Hej. Życie w biegu nadal trwa ;) Także jak ktoś wspomni tutaj nick mój to chociaż e-mail mi o tym "powie", bo e-male akurat czytam. I tak, Synapse jest spoko. Jednak można się borykać z kilkoma problemami. Jeśli chcemy mieć na przykład prawidłowy odczyt stron po HTTPS konieczne jest pobranie najnowszych bibliotek DLL do obsługi SSL, jak też samego zestawu modułów Synapse. O czym dopiero mi tutaj niedawno napisał @kAzek.
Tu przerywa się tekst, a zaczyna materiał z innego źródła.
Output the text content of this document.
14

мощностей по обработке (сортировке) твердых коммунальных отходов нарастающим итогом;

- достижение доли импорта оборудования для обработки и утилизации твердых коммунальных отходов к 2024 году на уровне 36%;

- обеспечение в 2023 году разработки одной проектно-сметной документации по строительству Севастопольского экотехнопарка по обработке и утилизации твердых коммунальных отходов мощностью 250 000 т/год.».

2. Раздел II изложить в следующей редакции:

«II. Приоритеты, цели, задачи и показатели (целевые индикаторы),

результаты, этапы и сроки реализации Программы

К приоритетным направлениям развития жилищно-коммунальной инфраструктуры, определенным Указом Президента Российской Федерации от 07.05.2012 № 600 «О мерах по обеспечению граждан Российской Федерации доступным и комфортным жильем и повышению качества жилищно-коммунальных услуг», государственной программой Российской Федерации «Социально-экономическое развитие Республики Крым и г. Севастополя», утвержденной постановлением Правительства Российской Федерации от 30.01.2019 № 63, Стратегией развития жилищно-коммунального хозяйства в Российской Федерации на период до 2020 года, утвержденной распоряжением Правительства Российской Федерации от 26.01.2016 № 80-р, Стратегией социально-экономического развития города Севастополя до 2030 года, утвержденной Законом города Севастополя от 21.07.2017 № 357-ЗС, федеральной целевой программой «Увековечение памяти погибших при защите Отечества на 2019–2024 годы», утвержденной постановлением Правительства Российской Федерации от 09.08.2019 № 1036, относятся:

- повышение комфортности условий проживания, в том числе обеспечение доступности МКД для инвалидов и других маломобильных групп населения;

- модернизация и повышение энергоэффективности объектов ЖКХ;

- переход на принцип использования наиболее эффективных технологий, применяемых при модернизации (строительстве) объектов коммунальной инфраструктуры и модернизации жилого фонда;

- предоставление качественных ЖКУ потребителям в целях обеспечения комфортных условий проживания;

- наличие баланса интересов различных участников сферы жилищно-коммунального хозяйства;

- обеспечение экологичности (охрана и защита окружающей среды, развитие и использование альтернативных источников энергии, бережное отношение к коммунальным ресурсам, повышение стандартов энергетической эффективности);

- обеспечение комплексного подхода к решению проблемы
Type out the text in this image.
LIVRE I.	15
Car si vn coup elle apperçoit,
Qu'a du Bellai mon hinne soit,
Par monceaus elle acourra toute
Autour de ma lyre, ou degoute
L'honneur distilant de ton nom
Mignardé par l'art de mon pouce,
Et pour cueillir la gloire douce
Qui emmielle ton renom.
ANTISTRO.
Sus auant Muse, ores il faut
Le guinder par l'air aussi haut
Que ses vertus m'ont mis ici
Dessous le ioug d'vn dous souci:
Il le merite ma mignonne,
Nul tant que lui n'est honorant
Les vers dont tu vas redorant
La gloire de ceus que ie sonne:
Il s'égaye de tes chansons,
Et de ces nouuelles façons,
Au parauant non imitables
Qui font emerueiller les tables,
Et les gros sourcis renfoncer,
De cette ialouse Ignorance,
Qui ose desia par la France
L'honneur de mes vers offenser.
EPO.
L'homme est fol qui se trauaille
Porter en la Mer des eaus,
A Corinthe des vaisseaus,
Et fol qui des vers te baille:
I sam miałem problem cóż tam źle działa i dlaczego. Przy okazji pozwolę sobie skrobnąć do Ciebie @cerrato PM. Bo widzę że udzielasz się w tym dziale, zdaje się w dawnych wątkach coś od siebie więcej pomagałeś właśnie z Synapse. A jeżeli miałbyś też jakąś wiedzę o Java Script na pewno lepszą od mojej niemal zerowej to kiedy wygram w Toto Lotka odpalam 1/2 wygranej Tobie za pomoc. Tylko jest standardowy problem. Nie gram w takie loterie i nie mam w życiu za dużo szczęścia. A reszta będzie na PM.

0

@olesio: Smiało, wbijaj na PW, jeśli będe w stanie to chętnie pomogę, ale niczego obiecać nie mogę :(

Zawsze możesz też pójść drogą tradycyjną i wrzucić pytanie na forum. Więcej osób, do tego wiele z nich mądrzejszych i bardziej doświadczonych, to większa szansa na uzyskanie sensownej odpowiedzi, niż bazowanie na jednym, do tego średnio rozgarniętym szczurku ;)

0

Skoro ten wątek stał się taką "odkrywką" do tematów problematycznych z Delphi/Lazarus/Indy itp, to może zapytam - jako że dotąd używałem Indiego by pobierać zawartość jakiejś strony i analizować ją - w Lazarusie, próbowałem też w Delphi standardowego komponentu webbrowser - ale wiadomo nie działa z każdymi stronami. Czy synapse działa jak Indy, czy może ma komponent jakiejś wirtualnej przeglądarki, żeby można było symulować zachowanie użytkownika na stronie www, javascript itp?